The pandemic-ravaged months have taken a heavy toll on everyone and especially on women, who sadly were the first set of people in many households to take a hit on their careers - either due to a job loss or by opting out to help at home.
The pandemic-ravaged months have taken a heavy toll on everyone and especially on women, who sadly were the first set of people in many households to take a hit on their careers – either due to a job loss or by opting out to help at home. But those who have engaged closely with women in their journey during the pandemic seem to have witnessed powerful stories of hope and entrepreneurship.
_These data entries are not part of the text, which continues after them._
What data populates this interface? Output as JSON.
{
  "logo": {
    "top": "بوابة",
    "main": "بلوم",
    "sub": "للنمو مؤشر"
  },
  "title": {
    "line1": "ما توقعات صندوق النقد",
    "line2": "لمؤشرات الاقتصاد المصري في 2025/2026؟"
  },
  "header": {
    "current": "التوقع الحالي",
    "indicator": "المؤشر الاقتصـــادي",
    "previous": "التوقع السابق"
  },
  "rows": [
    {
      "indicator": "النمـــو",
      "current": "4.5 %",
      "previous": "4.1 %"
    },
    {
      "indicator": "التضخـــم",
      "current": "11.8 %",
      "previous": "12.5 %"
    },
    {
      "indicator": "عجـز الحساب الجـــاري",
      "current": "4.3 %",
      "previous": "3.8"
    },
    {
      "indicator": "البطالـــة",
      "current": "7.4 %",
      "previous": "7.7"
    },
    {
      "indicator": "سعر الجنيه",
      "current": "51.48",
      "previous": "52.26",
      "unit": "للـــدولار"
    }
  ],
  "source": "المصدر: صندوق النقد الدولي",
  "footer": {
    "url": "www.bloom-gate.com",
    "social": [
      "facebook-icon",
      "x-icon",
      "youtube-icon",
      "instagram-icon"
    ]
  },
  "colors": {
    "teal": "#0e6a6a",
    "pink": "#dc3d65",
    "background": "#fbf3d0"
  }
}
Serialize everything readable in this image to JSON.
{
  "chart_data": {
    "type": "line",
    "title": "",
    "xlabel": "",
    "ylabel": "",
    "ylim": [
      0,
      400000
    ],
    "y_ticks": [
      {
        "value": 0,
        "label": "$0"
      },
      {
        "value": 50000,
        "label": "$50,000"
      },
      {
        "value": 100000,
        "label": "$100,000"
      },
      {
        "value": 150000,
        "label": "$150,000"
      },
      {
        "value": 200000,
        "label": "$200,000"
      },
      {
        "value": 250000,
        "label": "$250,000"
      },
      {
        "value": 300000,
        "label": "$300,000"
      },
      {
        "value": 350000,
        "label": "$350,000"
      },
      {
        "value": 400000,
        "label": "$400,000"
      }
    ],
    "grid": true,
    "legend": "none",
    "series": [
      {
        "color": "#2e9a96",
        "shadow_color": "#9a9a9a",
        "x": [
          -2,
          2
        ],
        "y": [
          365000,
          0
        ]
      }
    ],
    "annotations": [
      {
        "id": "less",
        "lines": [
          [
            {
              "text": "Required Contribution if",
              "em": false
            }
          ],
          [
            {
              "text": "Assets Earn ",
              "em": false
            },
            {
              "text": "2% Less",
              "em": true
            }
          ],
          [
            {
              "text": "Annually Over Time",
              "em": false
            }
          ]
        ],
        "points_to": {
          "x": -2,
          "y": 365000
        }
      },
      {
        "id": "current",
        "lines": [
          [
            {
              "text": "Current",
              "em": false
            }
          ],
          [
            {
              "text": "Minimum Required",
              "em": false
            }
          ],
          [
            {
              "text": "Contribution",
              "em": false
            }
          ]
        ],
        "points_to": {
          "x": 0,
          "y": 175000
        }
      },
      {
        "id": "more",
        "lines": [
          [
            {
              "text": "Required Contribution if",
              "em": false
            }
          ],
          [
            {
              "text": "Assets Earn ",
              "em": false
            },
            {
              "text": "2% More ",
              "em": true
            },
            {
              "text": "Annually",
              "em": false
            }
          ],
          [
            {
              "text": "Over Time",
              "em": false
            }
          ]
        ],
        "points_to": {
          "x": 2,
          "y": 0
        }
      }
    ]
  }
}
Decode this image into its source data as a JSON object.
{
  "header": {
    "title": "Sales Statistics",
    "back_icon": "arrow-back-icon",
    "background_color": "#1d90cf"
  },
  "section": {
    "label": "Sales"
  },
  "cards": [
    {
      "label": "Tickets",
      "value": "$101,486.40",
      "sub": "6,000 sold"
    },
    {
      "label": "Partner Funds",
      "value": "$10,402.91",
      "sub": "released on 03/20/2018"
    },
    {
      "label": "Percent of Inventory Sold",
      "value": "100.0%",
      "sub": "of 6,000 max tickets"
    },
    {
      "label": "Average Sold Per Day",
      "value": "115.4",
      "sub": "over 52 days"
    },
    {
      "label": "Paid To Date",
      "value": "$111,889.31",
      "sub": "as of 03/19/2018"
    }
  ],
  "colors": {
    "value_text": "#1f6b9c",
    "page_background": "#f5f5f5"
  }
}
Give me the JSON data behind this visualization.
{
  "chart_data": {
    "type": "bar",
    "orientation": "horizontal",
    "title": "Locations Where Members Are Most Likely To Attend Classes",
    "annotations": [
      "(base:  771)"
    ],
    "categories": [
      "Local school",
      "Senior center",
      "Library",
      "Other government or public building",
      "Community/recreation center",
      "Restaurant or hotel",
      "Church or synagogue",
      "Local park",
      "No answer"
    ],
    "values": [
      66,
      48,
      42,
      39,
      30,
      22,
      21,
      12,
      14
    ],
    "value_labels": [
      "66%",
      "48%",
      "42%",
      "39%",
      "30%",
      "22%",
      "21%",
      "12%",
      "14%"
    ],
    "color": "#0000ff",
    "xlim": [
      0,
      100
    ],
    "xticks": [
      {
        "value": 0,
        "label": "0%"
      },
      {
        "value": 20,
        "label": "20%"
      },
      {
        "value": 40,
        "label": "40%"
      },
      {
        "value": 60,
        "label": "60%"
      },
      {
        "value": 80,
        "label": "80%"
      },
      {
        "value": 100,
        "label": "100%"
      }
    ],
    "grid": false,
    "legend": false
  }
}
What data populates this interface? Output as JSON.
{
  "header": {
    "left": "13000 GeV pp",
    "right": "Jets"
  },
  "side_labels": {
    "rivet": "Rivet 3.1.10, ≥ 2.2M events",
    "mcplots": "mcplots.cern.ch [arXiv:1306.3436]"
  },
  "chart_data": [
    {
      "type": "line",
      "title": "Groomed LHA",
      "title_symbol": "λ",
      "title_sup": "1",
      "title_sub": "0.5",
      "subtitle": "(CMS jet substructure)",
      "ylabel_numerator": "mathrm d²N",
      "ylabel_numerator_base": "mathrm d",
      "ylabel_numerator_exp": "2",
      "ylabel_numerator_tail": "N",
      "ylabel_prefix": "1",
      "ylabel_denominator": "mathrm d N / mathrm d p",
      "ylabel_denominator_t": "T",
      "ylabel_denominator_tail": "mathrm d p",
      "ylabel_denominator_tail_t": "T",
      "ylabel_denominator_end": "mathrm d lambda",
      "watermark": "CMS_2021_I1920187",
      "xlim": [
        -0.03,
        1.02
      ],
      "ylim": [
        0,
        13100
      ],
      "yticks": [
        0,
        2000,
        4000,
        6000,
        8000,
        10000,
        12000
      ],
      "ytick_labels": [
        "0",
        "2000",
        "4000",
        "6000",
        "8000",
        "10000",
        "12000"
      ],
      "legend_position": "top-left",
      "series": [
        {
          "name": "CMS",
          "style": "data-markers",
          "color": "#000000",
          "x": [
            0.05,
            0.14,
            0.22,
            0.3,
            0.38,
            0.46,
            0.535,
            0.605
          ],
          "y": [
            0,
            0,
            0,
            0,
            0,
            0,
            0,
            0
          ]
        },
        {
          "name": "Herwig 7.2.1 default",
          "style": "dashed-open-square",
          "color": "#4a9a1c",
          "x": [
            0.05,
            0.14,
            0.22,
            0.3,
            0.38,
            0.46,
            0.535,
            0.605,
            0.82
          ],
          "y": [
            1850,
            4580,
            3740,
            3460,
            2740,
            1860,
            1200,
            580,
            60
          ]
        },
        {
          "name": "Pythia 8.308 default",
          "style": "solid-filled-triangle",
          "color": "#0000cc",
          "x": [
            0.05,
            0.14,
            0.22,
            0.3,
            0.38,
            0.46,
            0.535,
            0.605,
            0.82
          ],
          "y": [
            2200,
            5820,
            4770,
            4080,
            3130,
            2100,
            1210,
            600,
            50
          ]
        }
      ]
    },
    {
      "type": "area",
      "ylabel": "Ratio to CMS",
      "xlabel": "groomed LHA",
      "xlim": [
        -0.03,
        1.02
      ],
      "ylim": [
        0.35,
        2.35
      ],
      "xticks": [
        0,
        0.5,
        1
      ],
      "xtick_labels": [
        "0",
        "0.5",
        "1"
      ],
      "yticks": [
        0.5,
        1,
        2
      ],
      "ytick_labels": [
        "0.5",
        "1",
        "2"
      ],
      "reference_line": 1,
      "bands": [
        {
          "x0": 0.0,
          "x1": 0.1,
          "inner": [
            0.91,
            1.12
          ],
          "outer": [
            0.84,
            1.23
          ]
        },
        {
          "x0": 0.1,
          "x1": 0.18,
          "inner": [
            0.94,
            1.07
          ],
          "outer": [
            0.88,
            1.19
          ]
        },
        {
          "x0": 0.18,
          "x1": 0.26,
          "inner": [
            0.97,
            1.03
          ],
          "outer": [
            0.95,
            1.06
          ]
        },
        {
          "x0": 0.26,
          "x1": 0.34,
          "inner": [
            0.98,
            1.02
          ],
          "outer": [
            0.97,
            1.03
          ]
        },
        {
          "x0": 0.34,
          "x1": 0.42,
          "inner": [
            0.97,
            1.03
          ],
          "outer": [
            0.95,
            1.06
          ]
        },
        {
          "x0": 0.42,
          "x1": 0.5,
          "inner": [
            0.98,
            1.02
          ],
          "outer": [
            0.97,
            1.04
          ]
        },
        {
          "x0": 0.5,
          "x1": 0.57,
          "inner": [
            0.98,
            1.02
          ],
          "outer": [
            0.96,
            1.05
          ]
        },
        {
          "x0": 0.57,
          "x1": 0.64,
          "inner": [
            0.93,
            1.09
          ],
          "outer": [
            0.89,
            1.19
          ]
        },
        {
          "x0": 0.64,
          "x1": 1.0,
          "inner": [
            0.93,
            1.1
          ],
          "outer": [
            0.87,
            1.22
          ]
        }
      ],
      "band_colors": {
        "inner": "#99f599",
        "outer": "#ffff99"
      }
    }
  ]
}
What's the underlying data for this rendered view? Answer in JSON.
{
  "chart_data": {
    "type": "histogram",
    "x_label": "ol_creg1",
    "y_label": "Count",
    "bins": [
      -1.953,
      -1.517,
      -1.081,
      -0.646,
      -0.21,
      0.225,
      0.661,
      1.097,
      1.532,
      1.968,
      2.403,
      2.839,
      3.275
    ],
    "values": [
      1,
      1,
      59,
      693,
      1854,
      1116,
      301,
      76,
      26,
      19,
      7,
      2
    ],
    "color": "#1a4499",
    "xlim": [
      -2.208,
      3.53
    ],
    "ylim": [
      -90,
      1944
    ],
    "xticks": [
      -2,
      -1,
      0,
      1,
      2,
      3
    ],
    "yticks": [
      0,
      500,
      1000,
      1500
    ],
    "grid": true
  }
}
“Women may have been the worst-hit during the pandemic but we found them redefine entrepreneurial zeal and not only were they able to supplement shortfalls in their household incomes but were quick to adopt and pivot businesses to new realities,” says Jayshree Vyas, the managing director of SEWA Bank, a leading Gujarat-based cooperative bank, focused only on women – especially those that are either day-wage earners, migrant labour or running small businesses. SEWA stands for Shri Mahila Sewa Sahakari Bank.
Vyas does point out that there were challenges galore for all, including banks and that SEWA Bank was no exception. “Despite keeping the bank operations on, as it was categorized as essential services, and with all the challenging of skeletal staff attendance and physical distancing precautions, the bank in this challenging year has managed to grow its total balance sheet,” says Vyas. “While maintaining the revenue and profitability growth will be a challenge, our total balance sheet size has increased from Rs 425 crore pre-pandemic to around Rs 500 crore currently and we have added 30,000 new depositors,” she says.
What stands out during the pandemic months, she says, is the way in which its borrowers, who are all women, responded. About 20 per cent of the total, who are into garment-making overcame the shortfall in demand by adding new lines of activities like making masks with the help of working capital from the bank. Another 20 per cent of who are into foods-related businesses, sought access to working to build home-made foods and help in transportation linkages for home delivery. What has been new learning for Vyas was the financial prudence of women migrant labour. “About 30 per cent of our total members (the term she uses for borrowers) are migrant labour. Almost all of them have returned and almost 98 per cent of them have repaid their loans too,” says Vyas. She therefore finds, if you give women access to the capital they can come up with new ways to approach the business or pivot it to a new reality,” says Vyas. For instance, knowing that many people were managing without maids at home and doing their own cleaning and swapping, took to making long-handled brooms and supplying locally. In fact, Vyas says the desire to augment household income and to focus on savings was so strong that in just during the months of lockdown we saw around 5,000 new accounts open up in some of the worst affected areas with women seeking access to capital and to new saving options. SEWA Bank, where vegetable vendors make up to 30 per cent of total members, has 80 per cent of its total membership in urban areas and the rest in rural areas. It operates in six districts of Gujarat, including Ahmedabad, where it is headquartered.